En fin, nos extrañábamos, yo pasaba por un momento difícil: no había hablado
con mi abuela desde hacía 12 años, desde que nos exilió y deseó la muerte a mi
hermana, mamá y a mí. Nos reencontramos con ella, ya consumida por el cáncer y
raquítica, con la piel colgando como un niño somalí desnutrido, para darle
nuestro perdón y olvido de toda ofensa. Ya había pasado el tiempo, no había
rencor pero tampoco algo parecido al cariño. Murió instantáneamente y quiero
creer que en paz. Yo estaba en mi adolescencia, con ese adolesce tan
vivo del latín, un 2 de julio del 2012, lejos de mi novio, lejos de mi abuela
muerta, lejos de toda sensación. Quería olvidarme de todo y tenía la excitación
a flor de piel. Encendí la cámara y me mostré en ropa interior. Empecé a bailar
sensual con plena consciencia de que era un espectáculo para el otro, para mi
novio y sin embargo el internet lento del pueblo no dejaba asomarse lo
suficiente. Me di cuenta rápidamente -por fortuna- que corría el riesgo de
hacer el ridículo y que no iba a excitar a nadie con esa lentitud. Desactivé la
cámara y mi novio apenas comentó algo sobre mi linda lencería. Lo tomé como
algo fallido pero fue mi primer acercamiento a la intimidad virtual.
Pasó tiempo para
retomar las videollamadas. Me reconcilié con ellas cuando ya vivía en San Francisco
y teníamos mejor conexión por la ubicación alta de la casa. Tenía otro novio, a
quién veía en la universidad, en el barrio donde estaba nuestro apartamento en
Bogotá y en general en todos lados. Hacíamos videollamada en la cocina,
mientras me preparaba el desayuno o para mostrarle la vista desde “el alto del
chulo” una montañita que daba en lo más alto de la vereda y estaba en nuestra
propiedad, desde donde se veía la carretera, el pueblo, las montañas y el
cielo. Recuerdo una en especial también erótica, ya más elaborada, con un
espejo de cuerpo completo y la facilidad del celular para manipular los planos
y las cercanías. Yo tenía una tanga fucsia de encaje que había comprado por
catálogo y arriba no llevaba nada. No me masturbé para él, solo era un
avistamiento del cuerpo, de la piel, las curvas, la luz. Duró poco pero fue muy
satisfactoria su expresión.
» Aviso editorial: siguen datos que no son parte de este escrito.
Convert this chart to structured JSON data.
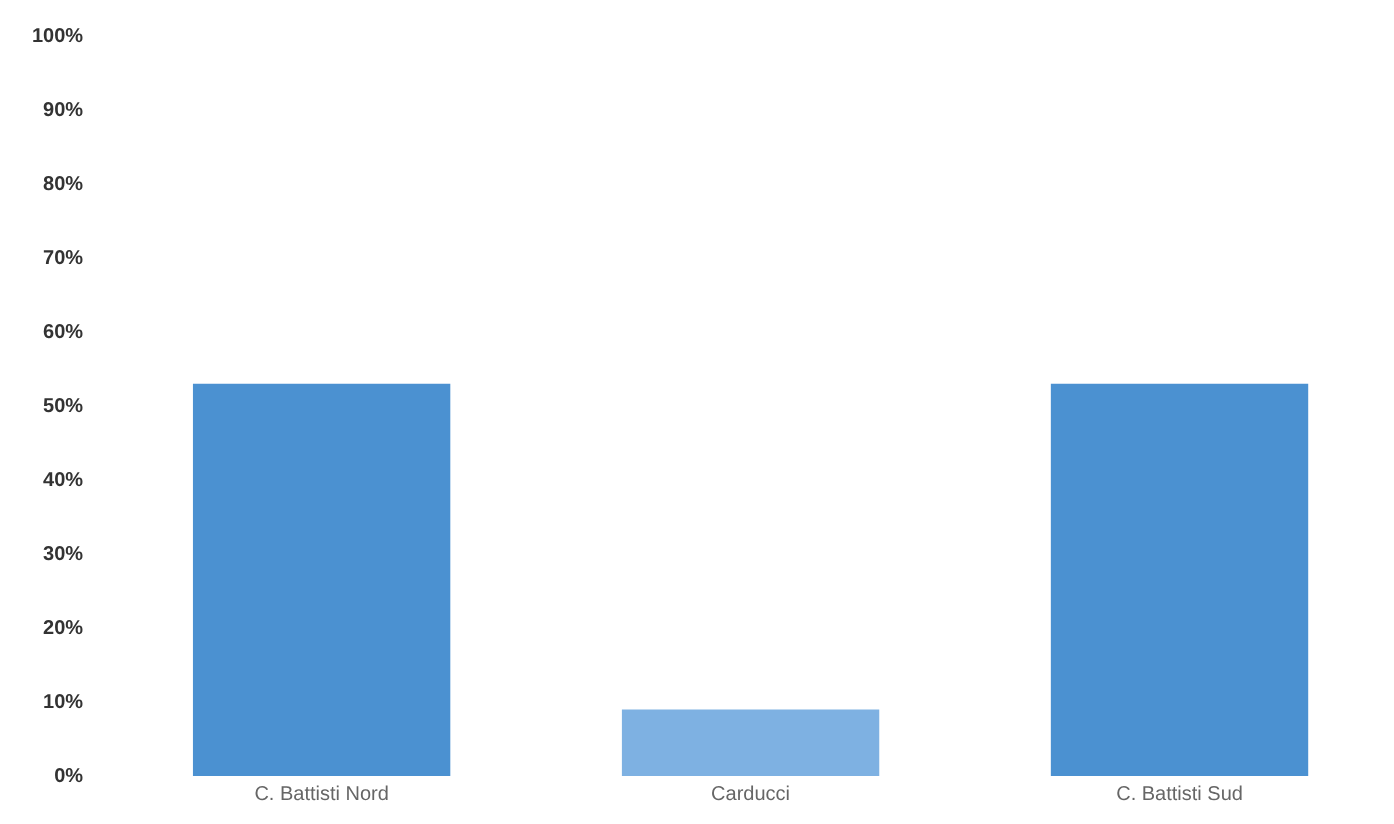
{
  "chart_data": {
    "type": "bar",
    "categories": [
      "C. Battisti Nord",
      "Carducci",
      "C. Battisti Sud"
    ],
    "values": [
      53,
      9,
      53
    ],
    "colors": [
      "#4b91d1",
      "#7eb1e2",
      "#4b91d1"
    ],
    "ylim": [
      0,
      100
    ],
    "yticks": [
      {
        "value": 0,
        "label": "0%"
      },
      {
        "value": 10,
        "label": "10%"
      },
      {
        "value": 20,
        "label": "20%"
      },
      {
        "value": 30,
        "label": "30%"
      },
      {
        "value": 40,
        "label": "40%"
      },
      {
        "value": 50,
        "label": "50%"
      },
      {
        "value": 60,
        "label": "60%"
      },
      {
        "value": 70,
        "label": "70%"
      },
      {
        "value": 80,
        "label": "80%"
      },
      {
        "value": 90,
        "label": "90%"
      },
      {
        "value": 100,
        "label": "100%"
      }
    ],
    "grid": false,
    "legend": false
  }
}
A veces nos dábamos las buenas noches por
videollamada, los marcos de estas
últimas eran especiales: halos negros, solo se podía intuír nuestras caras en medio de la negrura pero ahí
estábamos. Sabíamos que el otro era compañía por el sonido de la respiración y
los suspiros, las palabras de afecto. La imagen -podría parecer- no aportaba
nada, pero le añadía intimidad. En algunos marcos, una luz -que yo sabía era del
televisor- variaba y a veces dejaba ver sus pestañas, parte de su nariz y su
boca. Era tierno dormir así.
Antes de este encierro, las videollamadas más recientes fueron también en San Francisco, Cundinamarca, los
fines de semana festivo que viajábamos en moto para visitar a mi familia y mis
perros. Mi hermano llamaba de repente de Tailandia y aparecía en un marco
naranja, con estatuas de buda de fondo, con su esposa que solo hablaba inglés y
entendía poco el español y él, sin camisa y sudando. Todos saludando, hablando
en inglés y él traduciendo en simultáneo para Kob. Nuestro marco, acá en Colombia, era el patio,
las ventanas, las orquídeas de mamá. Mi hermano se fue hace 3 años y -quién lo diría- estamos, al otro lado del mundo, comunicados por un
artefacto.
El afecto y su extensión es rara. Las videollamadas son tal vez ese
vaso comunicante del afecto, contacto e intimidad, que ahora más que nunca están vigentes.
P.D: El volumen 2 estará pronto. Siento que todos los días en cuarentena son domingo y que ustedes leerán cualquier día, espero no equivocarme. Saluden a los suyos virtualmente, sean cercanos -en cuanto permite la tecnología-. Besos.